Emotions and Cognition; Belief and Denial

Perhaps the most important lessons to be learned from my ten year study of Californians seeking formal approval of their use of cannabis as “medical” are that humans- the most highly evolved species on Earth- are now in trouble because they (we) have overpopulated our home planet and are prevented by emotional commitments to deeply contentious beliefs from even recognizing that problem, let alone “solving” it.

Nor will an understanding of how we got into this dilemma come easily; it will require nothing less than an extensive rethinking of several basic ideas about “belief” and “faith” that have been dividing the species for millennia. Yet, because the potential consequences of inaction have become so dire (think Nuclear Winter, Global Warming, or Airborne Pandemics) we should start addressing them ASAP.

DENIAL is a pervasive human characteristic that literally allows us to look past those things we don’t want to deal with; it has had survival value in the past by allowing “bygones to be bygones” despite painful reality (“inconvenient truth”). For that reason alone, getting past our need for denial may turn out to be more difficult than we now imagine.

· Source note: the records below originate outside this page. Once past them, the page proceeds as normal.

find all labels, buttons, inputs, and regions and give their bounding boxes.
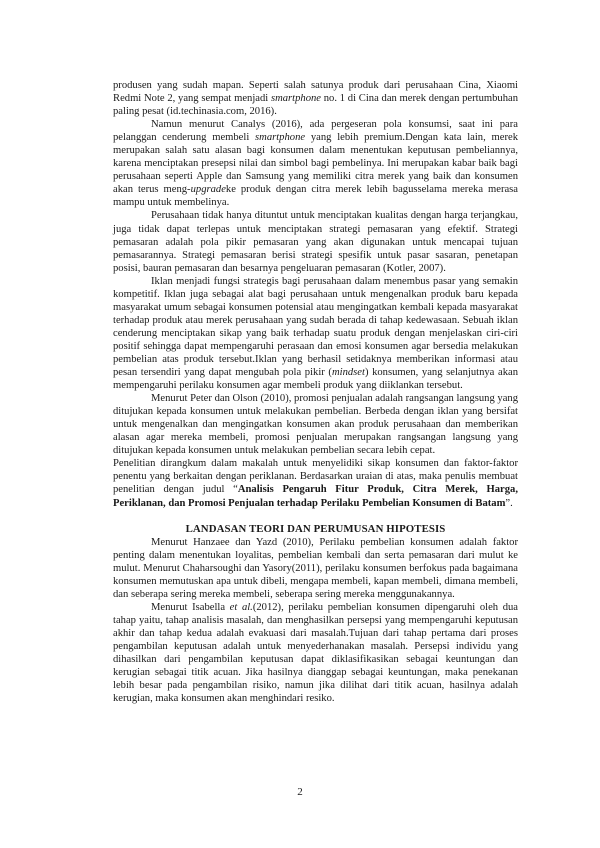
text-run: no. 1 di Cina dan merek dengan pertumbuhan paling pesat (id.techinasia.com, 2016). <box>113 93 519 118</box>
italic-text: smartphone <box>255 132 306 144</box>
text-run: Namun menurut Canalys (2016), ada pergeseran pola konsumsi, saat ini para pelanggan cenderung membeli <box>113 119 518 144</box>
paragraph <box>113 457 518 509</box>
italic-text: upgrade <box>190 184 226 196</box>
paragraph <box>113 601 518 705</box>
body-section-theory <box>113 536 518 706</box>
paragraph <box>113 275 518 392</box>
paragraph <box>113 209 518 274</box>
text-run: Menurut Hanzaee dan Yazd (2010), Perilaku pembelian konsumen adalah faktor penting dalam menentukan loyalitas, pembelian kembali dan serta pemasaran dari mulut ke mulut. Menurut Chaharsoughi dan Yasory(2011), perilaku konsumen berfokus pada bagaimana konsumen memutuskan apa untuk dibeli, mengapa membeli, kapan membeli, dimana membeli, dan seberapa sering mereka membeli, seberapa sering mereka menggunakannya. <box>113 536 518 600</box>
italic-text: et al. <box>229 601 253 613</box>
italic-text: mindset <box>331 367 365 379</box>
text-run: Perusahaan tidak hanya dituntut untuk menciptakan kualitas dengan harga terjangkau, juga tidak dapat terlepas untuk menciptakan strategi pemasaran yang efektif. Strategi pemasaran adalah pola pikir pemasaran yang akan digunakan untuk mencapai tujuan pemasarannya. Strategi pemasaran berisi strategi spesifik untuk pasar sasaran, penetapan posisi, bauran pemasaran dan besarnya pengeluaran pemasaran (Kotler, 2007). <box>113 210 518 274</box>
text-run: ) konsumen, yang selanjutnya akan mempengaruhi perilaku konsumen agar membeli produk yang diiklankan tersebut. <box>113 367 519 392</box>
text-run: Menurut Isabella <box>151 601 230 613</box>
body-section-intro <box>113 79 518 510</box>
paragraph <box>113 392 518 457</box>
italic-text: smartphone <box>270 93 322 105</box>
section-heading: LANDASAN TEORI DAN PERUMUSAN HIPOTESIS <box>185 522 446 535</box>
text-run: ke produk dengan citra merek lebih bagusselama mereka merasa mampu untuk membelinya. <box>113 184 518 209</box>
paragraph <box>113 79 518 118</box>
text-run: ”. <box>505 497 513 509</box>
page-number: 2 <box>297 786 303 798</box>
text-run: Menurut Peter dan Olson (2010), promosi penjualan adalah rangsangan langsung yang ditujukan kepada konsumen untuk melakukan pembelian. Berbeda dengan iklan yang bersifat untuk mengenalkan dan mengingatkan konsumen akan produk perusahaan dan memberikan alasan agar mereka membeli, promosi penjualan merupakan rangsangan langsung yang ditujukan kepada konsumen untuk melakukan pembelian secara lebih cepat. <box>113 393 518 457</box>
paragraph <box>113 536 518 601</box>
text-run: yang lebih premium.Dengan kata lain, merek merupakan salah satu alasan bagi konsumen dalam menentukan keputusan pembeliannya, karena menciptakan presepsi nilai dan simbol bagi pembelinya. Ini merupakan kabar baik bagi perusahaan seperti Apple dan Samsung yang memiliki citra merek yang baik dan konsumen akan terus meng- <box>113 132 518 196</box>
paragraph <box>113 118 518 209</box>
bold-title-text: Analisis Pengaruh Fitur Produk, Citra Merek, Harga, Periklanan, dan Promosi Penjualan terhadap Perilaku Pembelian Konsumen di Batam <box>113 484 518 509</box>
document-page <box>113 79 518 705</box>
text-run: (2012), perilaku pembelian konsumen dipengaruhi oleh dua tahap yaitu, tahap analisis masalah, dan menghasilkan persepsi yang mempengaruhi keputusan akhir dan tahap kedua adalah evakuasi dari masalah.Tujuan dari tahap pertama dari proses pengambilan keputusan adalah untuk menyederhanakan masalah. Persepsi individu yang dihasilkan dari pengambilan keputusan dapat diklasifikasikan sebagai keuntungan dan kerugian sebagai titik acuan. Jika hasilnya dianggap sebagai keuntungan, maka penekanan lebih besar pada pengambilan risiko, namun jika dilihat dari titik acuan, hasilnya adalah kerugian, maka konsumen akan menghindari resiko. <box>113 601 518 705</box>
text-run: Iklan menjadi fungsi strategis bagi perusahaan dalam menembus pasar yang semakin kompetitif. Iklan juga sebagai alat bagi perusahaan untuk mengenalkan produk baru kepada masyarakat umum sebagai konsumen potensial atau mengingatkan kembali kepada masyarakat terhadap produk atau merek perusahaan yang sudah berada di tahap kedewasaan. Sebuah iklan cenderung menciptakan sikap yang baik terhadap suatu produk dengan menjelaskan ciri-ciri positif sehingga dapat mempengaruhi perasaan dan emosi konsumen agar bersedia melakukan pembelian atas produk tersebut.Iklan yang berhasil setidaknya memberikan informasi atau pesan tersendiri yang dapat mengubah pola pikir ( <box>113 275 518 379</box>
text-run: Penelitian dirangkum dalam makalah untuk menyelidiki sikap konsumen dan faktor-faktor penentu yang berkaitan dengan periklanan. Berdasarkan uraian di atas, maka penulis membuat penelitian dengan judul “ <box>113 458 518 496</box>
text-run: produsen yang sudah mapan. Seperti salah satunya produk dari perusahaan Cina, Xiaomi Redmi Note 2, yang sempat menjadi <box>113 80 518 105</box>
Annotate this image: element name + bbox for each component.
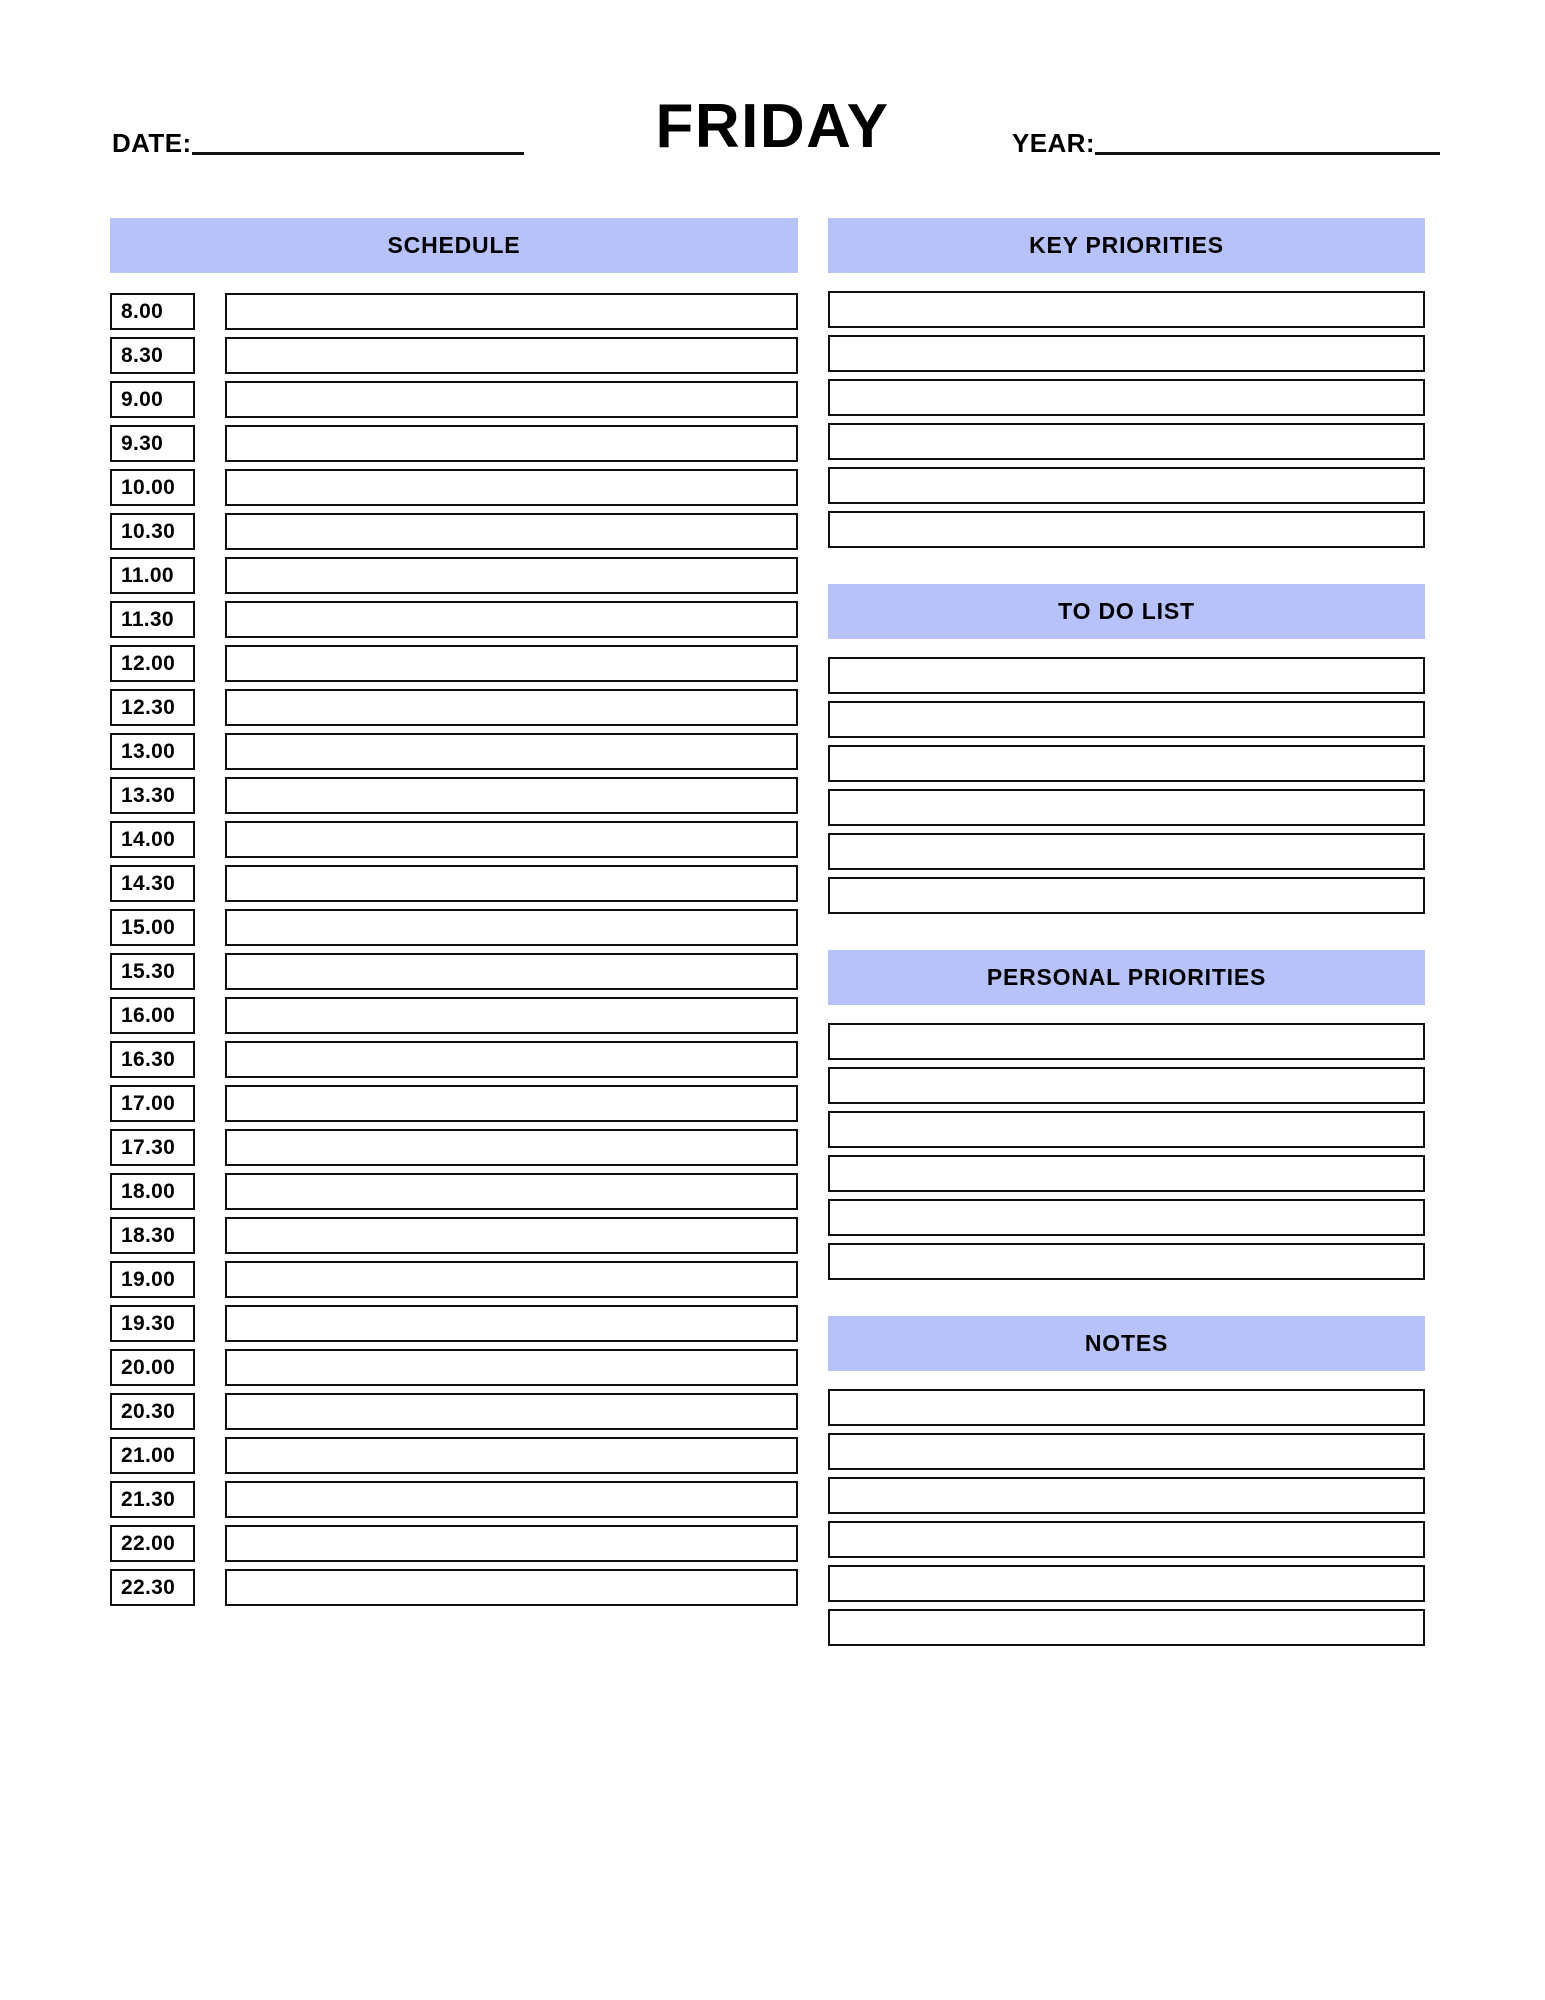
- notes-field[interactable]: [828, 1521, 1425, 1558]
- schedule-entry-field[interactable]: [225, 953, 798, 990]
- schedule-row: [110, 513, 798, 550]
- schedule-entry-field[interactable]: [225, 1481, 798, 1518]
- schedule-row: [110, 645, 798, 682]
- schedule-row: [110, 1217, 798, 1254]
- schedule-entry-field[interactable]: [225, 1437, 798, 1474]
- schedule-entry-field[interactable]: [225, 1305, 798, 1342]
- schedule-time-label: 20.30: [110, 1393, 195, 1430]
- notes-field[interactable]: [828, 1565, 1425, 1602]
- schedule-time-label: 12.00: [110, 645, 195, 682]
- to-do-item-field[interactable]: [828, 701, 1425, 738]
- schedule-time-label: 21.30: [110, 1481, 195, 1518]
- schedule-row: [110, 557, 798, 594]
- to-do-item-field[interactable]: [828, 657, 1425, 694]
- schedule-row: [110, 1085, 798, 1122]
- schedule-entry-field[interactable]: [225, 293, 798, 330]
- schedule-entry-field[interactable]: [225, 1217, 798, 1254]
- schedule-entry-field[interactable]: [225, 1041, 798, 1078]
- schedule-row: [110, 909, 798, 946]
- schedule-entry-field[interactable]: [225, 1349, 798, 1386]
- schedule-entry-field[interactable]: [225, 601, 798, 638]
- schedule-entry-field[interactable]: [225, 513, 798, 550]
- schedule-row: [110, 337, 798, 374]
- schedule-entry-field[interactable]: [225, 997, 798, 1034]
- schedule-entry-field[interactable]: [225, 1569, 798, 1606]
- schedule-entry-field[interactable]: [225, 689, 798, 726]
- personal-priority-field[interactable]: [828, 1243, 1425, 1280]
- schedule-row: [110, 1569, 798, 1606]
- schedule-entry-field[interactable]: [225, 381, 798, 418]
- schedule-time-label: 10.00: [110, 469, 195, 506]
- year-label: YEAR:: [1012, 128, 1095, 158]
- personal-priorities-heading: PERSONAL PRIORITIES: [828, 950, 1425, 1005]
- schedule-row: [110, 1437, 798, 1474]
- schedule-time-label: 17.00: [110, 1085, 195, 1122]
- key-priority-field[interactable]: [828, 291, 1425, 328]
- notes-heading: NOTES: [828, 1316, 1425, 1371]
- key-priority-field[interactable]: [828, 379, 1425, 416]
- personal-priority-field[interactable]: [828, 1023, 1425, 1060]
- schedule-row: [110, 425, 798, 462]
- schedule-time-label: 9.00: [110, 381, 195, 418]
- key-priorities-heading: KEY PRIORITIES: [828, 218, 1425, 273]
- schedule-entry-field[interactable]: [225, 1393, 798, 1430]
- schedule-row: [110, 1481, 798, 1518]
- schedule-row: [110, 1525, 798, 1562]
- schedule-time-label: 13.30: [110, 777, 195, 814]
- schedule-time-label: 15.30: [110, 953, 195, 990]
- personal-priority-field[interactable]: [828, 1067, 1425, 1104]
- key-priorities-list: [828, 291, 1425, 548]
- date-label: DATE:: [112, 128, 192, 158]
- schedule-time-label: 19.30: [110, 1305, 195, 1342]
- schedule-row: [110, 381, 798, 418]
- schedule-row: [110, 733, 798, 770]
- schedule-row: [110, 1129, 798, 1166]
- schedule-time-label: 16.00: [110, 997, 195, 1034]
- schedule-time-label: 18.30: [110, 1217, 195, 1254]
- to-do-item-field[interactable]: [828, 789, 1425, 826]
- key-priority-field[interactable]: [828, 511, 1425, 548]
- schedule-time-label: 10.30: [110, 513, 195, 550]
- year-field[interactable]: [1012, 130, 1440, 158]
- notes-list: [828, 1389, 1425, 1646]
- schedule-entry-field[interactable]: [225, 425, 798, 462]
- schedule-row: [110, 865, 798, 902]
- schedule-entry-field[interactable]: [225, 733, 798, 770]
- schedule-time-label: 15.00: [110, 909, 195, 946]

Recent European History provides a helpful short-cut to further understanding of our population problem: the Enlightenment gave birth to both Science and Democracy, two of the phenomena that have allowed our species to get itself into so much trouble. Thus it behooves us to ask ourselves which of our modern existential threats: overpopulation, nuclear weapons or airborne pandemics, for example, didn’t require the assistance of either Scientific Technology or its political homologue, Multiculturalism for their generation.

In a similar vein, both Understanding and Belief are brain functions; although the brain is a vital organ like the liver, kidney and heart, its array of functions is orders of magnitude more complex and its dependence on oxygen much more intense (we start “graying out” after seven seconds without oxygen and are unconscious in 15; brain cells begin to die after three minutes of circulatory arrest).

From an evolutionary perspective, the brain is a triumph: a problem solving machine that has allowed our species to dominate all others in terms of both its global distribution and the habitat it can render viable; we now can live year-round on every continent. We have visited the Moon and the Deep Ocean and are visually exploring its extreme depths, while awaiting information from a probe sent to “outer” Space in 1977.

Paradoxically, what the brain (and thus our species) is now having the most trouble with is the very cognitive function that has enabled human dominance. We are threatened by an internal conflict created by the parallel evolution of two of its cortical structures. One, the Amygdala, is older on the evolutionary scale and has been recognized relatively recently as dominant in emotional responses in many species; some as primitive as reptiles. The other, relatively much newer, and obviously essential to both language and critical thinking, is the neocortex.